November 23rd local time, the Geneva-based World Meteorological Organization issued the latest Greenhouse Gas Bulletin, pointing out that the carbon dioxide content increased rapidly again in 2019, and the global annual average exceeded the important threshold of 410 parts per million. In 2020, this upward trend will continue.
Since 1990, the total radiation force (impact on climate warming) of long-standing greenhouse gases has increased by 45%, of which carbon dioxide accounts for four-fifths.
Tarras, Secretary-General of the World Meteorological Organization, said that carbon dioxide has existed in the atmosphere for centuries and stays in the ocean for a longer time.
The comparable carbon dioxide concentration experienced on the earth was 3 to 5 million years ago, when the temperature increased by 2 to 3 degrees Celsius and the sea level was 10 to 20 meters higher than now, but there were no 3.7 billion inhabitants on the earth at that time.
Taras pointed out that global carbon dioxide concentrations exceeded 400 parts per million in 2015 and 410 parts per million just four years later, a rate of growth unprecedented in history.
Taras also stressed that the COVID-19 pandemic does not solve climate change, but also provides us with a platform for us to take more lasting and ambitious climate action.
Reduce emissions to zero through a comprehensive transformation of industrial, energy and transportation systems. The improvements needed are economically affordable, technically achievable, and will only have a small impact on our daily lives. An increasing number of countries and enterprises are committed to carbon neutrality, which is welcome. “There is no time to waste,” Taras said.
The global carbon plan, an international non-governmental organization, estimates that global daily carbon dioxide emissions may be reduced by 17% during the epidemic. Due to uncertainties about the duration and extent of the lockdown measures, it is not possible to accurately predict the total emission reductions for the whole year of 2020.

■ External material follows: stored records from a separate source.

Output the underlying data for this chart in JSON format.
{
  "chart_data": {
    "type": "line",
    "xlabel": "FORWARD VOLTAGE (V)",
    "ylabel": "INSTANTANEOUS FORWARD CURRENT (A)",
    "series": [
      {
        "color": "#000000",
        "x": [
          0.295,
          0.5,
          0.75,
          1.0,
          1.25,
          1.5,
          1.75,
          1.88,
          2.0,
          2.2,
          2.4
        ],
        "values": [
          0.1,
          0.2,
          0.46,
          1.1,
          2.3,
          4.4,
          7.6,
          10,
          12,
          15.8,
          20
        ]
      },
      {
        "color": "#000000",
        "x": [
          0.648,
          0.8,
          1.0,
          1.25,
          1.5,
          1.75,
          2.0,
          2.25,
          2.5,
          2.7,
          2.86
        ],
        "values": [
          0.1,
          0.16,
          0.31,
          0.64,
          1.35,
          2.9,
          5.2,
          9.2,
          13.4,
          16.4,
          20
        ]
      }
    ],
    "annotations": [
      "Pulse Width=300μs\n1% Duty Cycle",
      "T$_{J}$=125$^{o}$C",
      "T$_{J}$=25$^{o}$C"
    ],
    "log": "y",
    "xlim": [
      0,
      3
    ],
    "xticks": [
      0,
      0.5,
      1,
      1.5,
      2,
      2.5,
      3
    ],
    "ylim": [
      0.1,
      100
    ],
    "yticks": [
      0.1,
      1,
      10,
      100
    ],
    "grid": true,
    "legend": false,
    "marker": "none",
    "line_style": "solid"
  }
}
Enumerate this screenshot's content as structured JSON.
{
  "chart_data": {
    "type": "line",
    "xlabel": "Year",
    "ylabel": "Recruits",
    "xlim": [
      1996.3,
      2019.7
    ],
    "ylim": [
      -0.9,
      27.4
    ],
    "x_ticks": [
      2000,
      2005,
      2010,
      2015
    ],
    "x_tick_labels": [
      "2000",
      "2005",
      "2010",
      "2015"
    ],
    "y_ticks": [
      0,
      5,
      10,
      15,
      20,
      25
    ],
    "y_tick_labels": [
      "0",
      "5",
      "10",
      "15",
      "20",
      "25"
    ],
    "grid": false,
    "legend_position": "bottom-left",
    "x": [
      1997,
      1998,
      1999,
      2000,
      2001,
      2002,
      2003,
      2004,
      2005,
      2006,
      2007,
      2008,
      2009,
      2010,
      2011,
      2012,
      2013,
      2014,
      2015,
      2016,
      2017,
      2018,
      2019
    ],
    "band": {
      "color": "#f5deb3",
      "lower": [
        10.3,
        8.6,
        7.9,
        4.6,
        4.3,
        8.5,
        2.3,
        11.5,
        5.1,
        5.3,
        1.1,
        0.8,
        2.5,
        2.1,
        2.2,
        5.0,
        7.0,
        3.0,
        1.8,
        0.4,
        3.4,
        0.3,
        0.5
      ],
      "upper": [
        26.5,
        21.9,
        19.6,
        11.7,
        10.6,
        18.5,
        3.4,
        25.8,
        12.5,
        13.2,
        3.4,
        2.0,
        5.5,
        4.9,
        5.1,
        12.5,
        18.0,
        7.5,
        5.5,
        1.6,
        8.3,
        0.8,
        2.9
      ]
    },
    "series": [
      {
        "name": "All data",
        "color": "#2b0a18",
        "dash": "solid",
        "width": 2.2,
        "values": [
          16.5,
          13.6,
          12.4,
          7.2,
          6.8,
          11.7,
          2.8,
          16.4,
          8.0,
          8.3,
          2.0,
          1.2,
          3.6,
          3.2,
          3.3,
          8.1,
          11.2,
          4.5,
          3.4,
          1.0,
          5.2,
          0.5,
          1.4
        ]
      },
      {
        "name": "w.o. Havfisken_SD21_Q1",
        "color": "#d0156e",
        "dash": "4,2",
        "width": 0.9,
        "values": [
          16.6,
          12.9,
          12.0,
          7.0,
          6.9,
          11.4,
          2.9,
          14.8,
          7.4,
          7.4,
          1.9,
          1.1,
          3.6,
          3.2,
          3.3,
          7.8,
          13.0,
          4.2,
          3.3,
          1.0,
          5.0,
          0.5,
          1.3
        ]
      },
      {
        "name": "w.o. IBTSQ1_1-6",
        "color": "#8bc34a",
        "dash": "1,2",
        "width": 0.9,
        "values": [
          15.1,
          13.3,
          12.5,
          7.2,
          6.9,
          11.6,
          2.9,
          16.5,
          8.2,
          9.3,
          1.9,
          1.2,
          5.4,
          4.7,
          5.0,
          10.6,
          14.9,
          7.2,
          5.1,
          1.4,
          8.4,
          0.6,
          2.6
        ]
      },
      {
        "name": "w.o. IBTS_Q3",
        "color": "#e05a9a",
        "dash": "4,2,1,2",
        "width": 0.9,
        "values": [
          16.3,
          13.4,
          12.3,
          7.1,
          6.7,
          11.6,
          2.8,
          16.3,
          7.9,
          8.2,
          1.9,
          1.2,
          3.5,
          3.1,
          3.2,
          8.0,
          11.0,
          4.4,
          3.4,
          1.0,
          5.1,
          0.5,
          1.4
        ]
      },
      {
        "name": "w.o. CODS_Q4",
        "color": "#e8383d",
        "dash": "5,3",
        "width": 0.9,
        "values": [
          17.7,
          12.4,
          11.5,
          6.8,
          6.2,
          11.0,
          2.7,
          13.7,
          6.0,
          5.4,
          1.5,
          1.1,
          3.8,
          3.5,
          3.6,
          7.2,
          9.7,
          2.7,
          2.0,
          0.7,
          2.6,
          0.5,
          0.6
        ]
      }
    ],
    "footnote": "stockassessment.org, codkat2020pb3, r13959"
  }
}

Preliminary estimates indicate that global annual emissions are reduced by 4.2% to 7.5%, but emission reductions at this scale cannot reduce carbon dioxide concentrations in the atmosphere. Carbon dioxide levels will continue to increase, although the speed is slightly lower.
The latest GHG Bulletin draws conclusions based on global averages for 2019. According to monitoring stations, carbon dioxide levels are on a continuous upward trend in 2020.